Essential information in a conversation is often conveyed silently, by a gesture or other body language.
You can use your characters' physicality to create a vivid, non-stereotyped physical presence for your characters. This might include gesture, posture, gait, or tics. For now, let’s focus on gait, the way a character walks.
My dog is a slim, short-haired rescue with a ginger-blonde coat and an up-curled tail. He's a supermutt, meaning there are so many breeds in him, you can't distinguish them. He reminds a lot of people of the dog emoji on their cell phones. That description will give you a good idea of his looks, but it's problematic, because Otto seen this way is just a visual cliché — exactly what to avoid in writing. Otto is also useful for this reflection precisely because he's a very average dog. He is a subject, like the fat cook or the sweet little old lady, who is likely to be rendered in a stereotypical manner. He also can't talk, and I don't have a great deal of access to his inner life, so he's a subject who must be rendered through external observation of his body language and gesture. To make Otto unique, visually, I need to tell the reader something unusual about this very basic hound. I find it in his walk. When Otto is feeling confident, he saunters with a swivel in his hips. For all his lack of pedigree, it makes him seem quite fancy, that runway model's walk — not to mention his dark-rimmed tawny eyes that evoke Nefertiti's.
In Helen Schulman's novel The Revisionist, her character Hershleder decides to indulge himself by going to see a movie after work and then stopping in at the Oyster Bar for some briny aphrodesia and cocktails before hitting the commuter rail to go home. In the "cool stone vagina" of a Grand Central tunnel, he nearly steps in a pile of excrement, which presages the shitstorm to come for Hersleder. The moment when he avoids stepping in the shit is striking and original: "The passageway smelled like a pet store. The horrible inevitable decay of everything biological, the waste, the waste! Hershleder did a little shocked pas de bourrée over a pretzel of human shit, three toe-steps, as lacy as a dancer’s." The dichotomy of the dance step and the shit create enormous energy and humor here. And somehow they also give the fairly egregious Hershleder a likeability boost as well.

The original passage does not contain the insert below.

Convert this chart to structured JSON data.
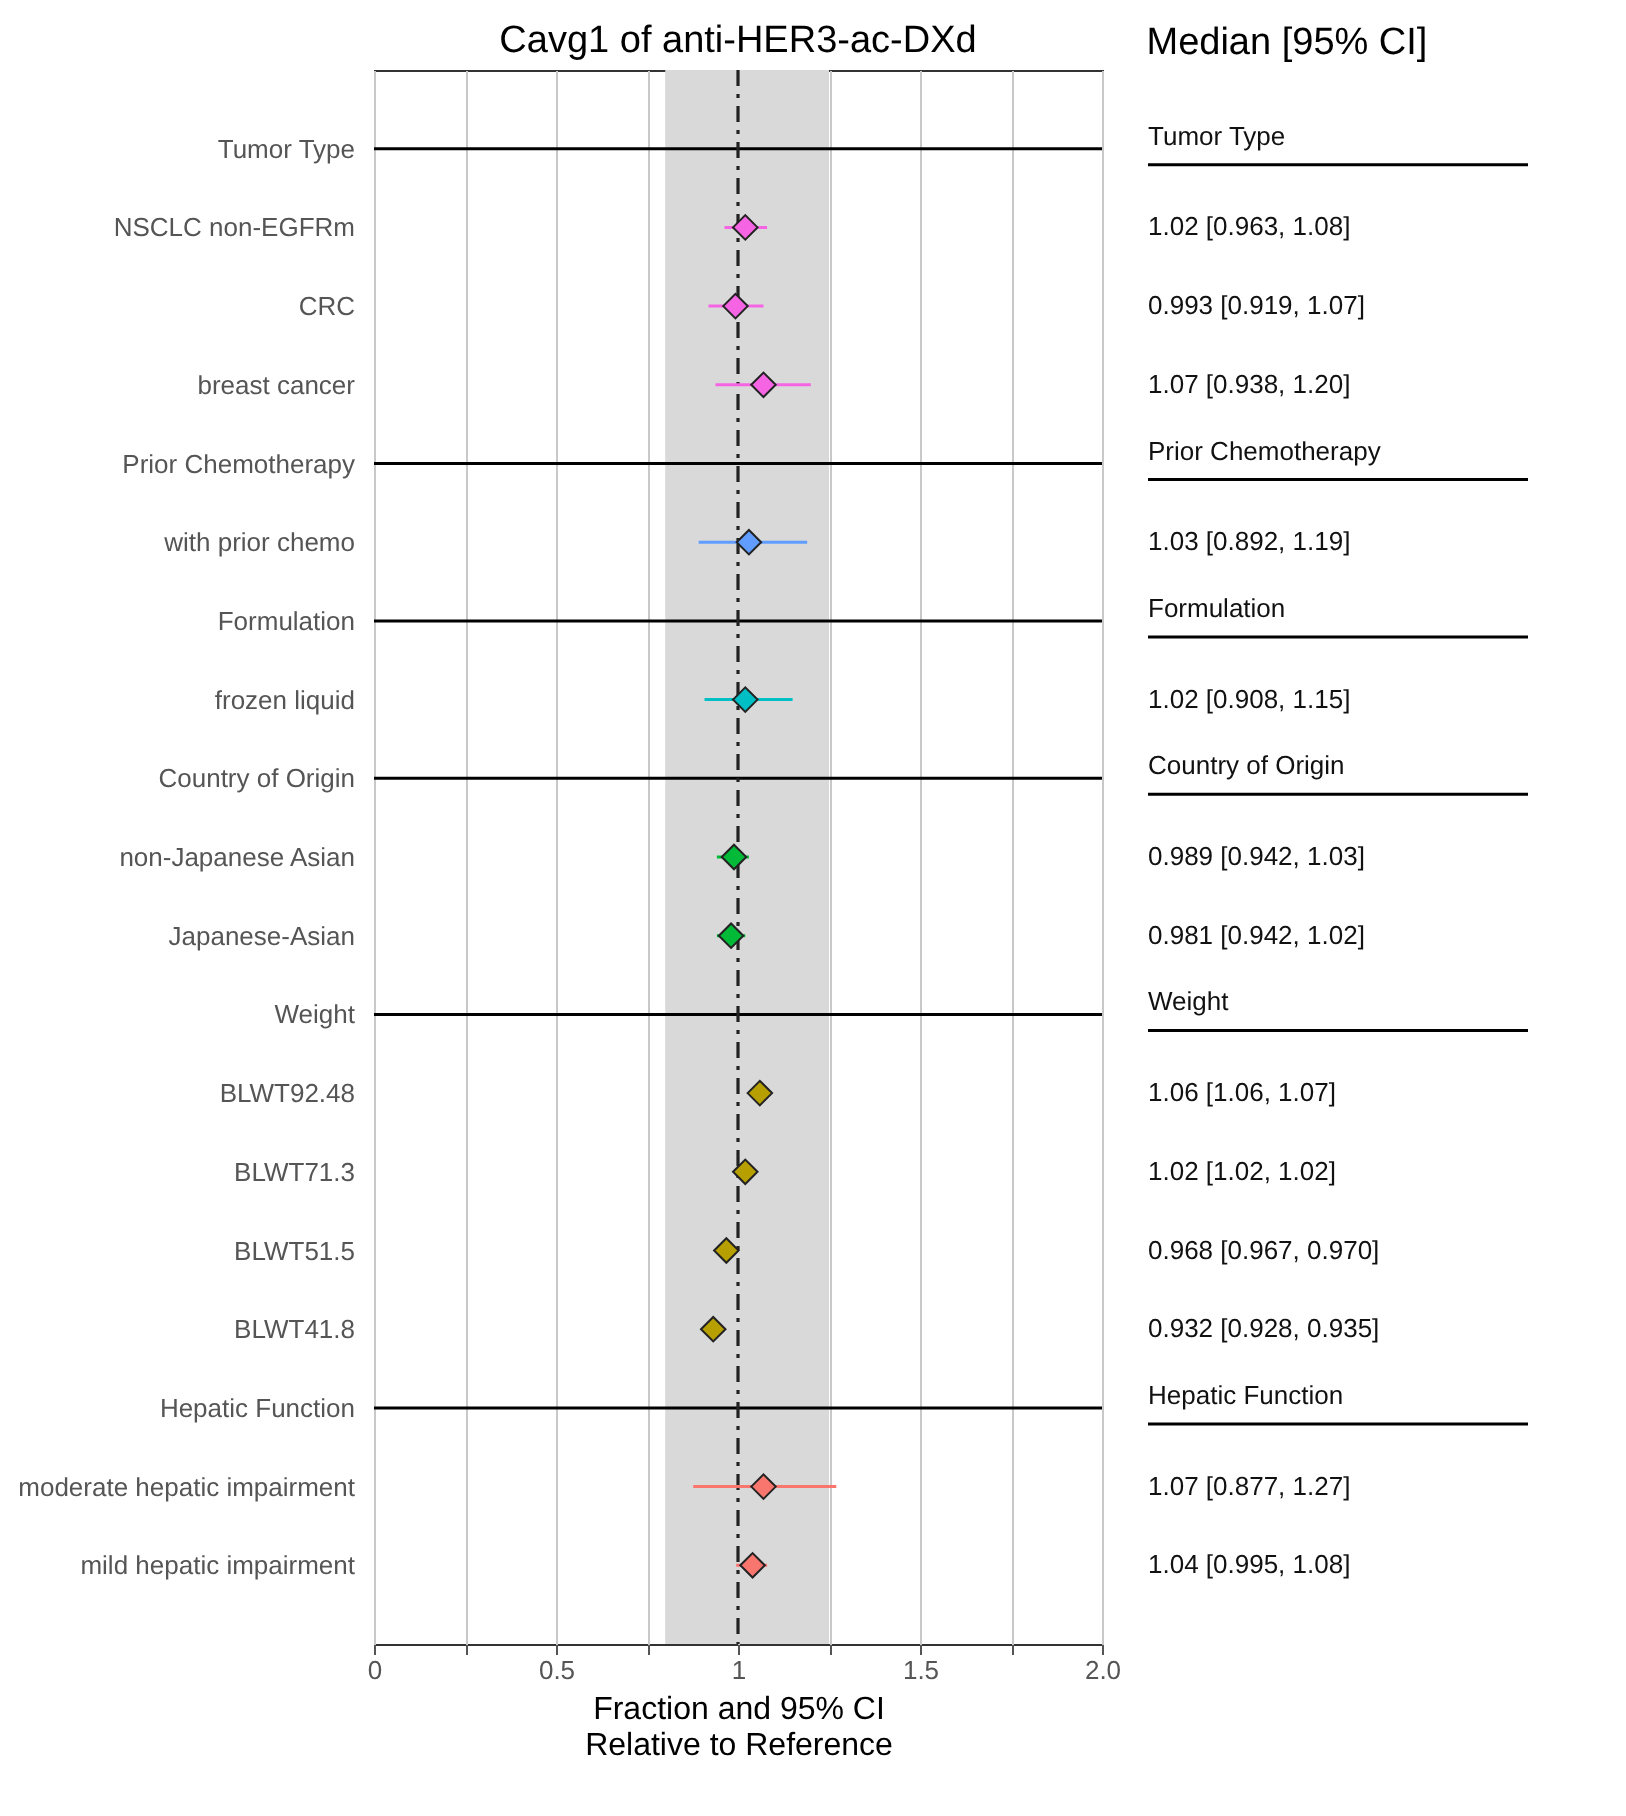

Disorders of gait. When my husband was in medical school, there was one lecture that was so popular that he invited me to attend it. The professor who taught disorders of gait -- the diagnosis of neurological conditions through observing a patient's manner of walking — was wonderful and funny. One of the things I took away was how much we express pathology through our bodies. Imagine that each of us has a disorder which is the culmination of everything that's happened in their life.
In Marilynne Robinson's Housekeeping, characters are often delineated not through visual descriptions of their appearance, but through their actions and their relationships with other characters. As a result, they are much more than skin deep. Take for example the scene in Chapter 3, in which Aunt Sylvie throws ice chunks at a pack of dogs that are bothering her as she walks into town:
"We turned the corner and saw Sylvie in the road ahead of us, chucking chunks of ice at four or five dogs. She would pick up a bit of ice and toss it from hand to hand, walking backward, while the dogs followed after her and circled behind her, yapping.We saw her pelt one squat mongrel in the ribs, and all the dogs scattered. She sucked her fingers and blew into her cupped hands, and then picked up another piece of ice just as the dogs came back and began yapping and circling again. Her manner was insouciant and her aim was deft."
Sylvie's stance, her scrappiness and her state of being somewhat embattled by these dogs all coalesce to depict her vividly — far more intimately that if we learned just how her features looked or what she was wearing. We are also reminded of an earlier moment when the two girls, Ruth and Lucille, alone on the lake after an afternoon of ice skating, threw snowballs to chase away what were quite probably the same dogs.
We see Sylvie crouching and blowing. We see her deftly chucking the ice. We see what sort of thing — dogs — makes her move this way. And above all, in the echoes between this scene and the earlier one with the girls, we glimpse a deep connection that exists between Sylvie and her orphaned nieces, something that goes unparsed but nonetheless clearly reveals a great deal about how the three of them will live their lives.
PROMPT:
Focus on the body movements of a character – or two characters together — so as to reveal their personality. Without dwelling on physical description of the characters themselves, write a new scene where your protagonist does some activity involving physical movement in a space that is important to the coming action. The idea is to focus on the action not the actor. Your action may be a small scale motion that you zero in on, and it may seem minor in importance at first, but keep focus on the movement itself and make it lead into bigger part of the story. The dynamism will help grab your readers attention. You can have more than one character, but again, don’t worry about physical description of them or summaries of who the characters are at this point. Focus on action.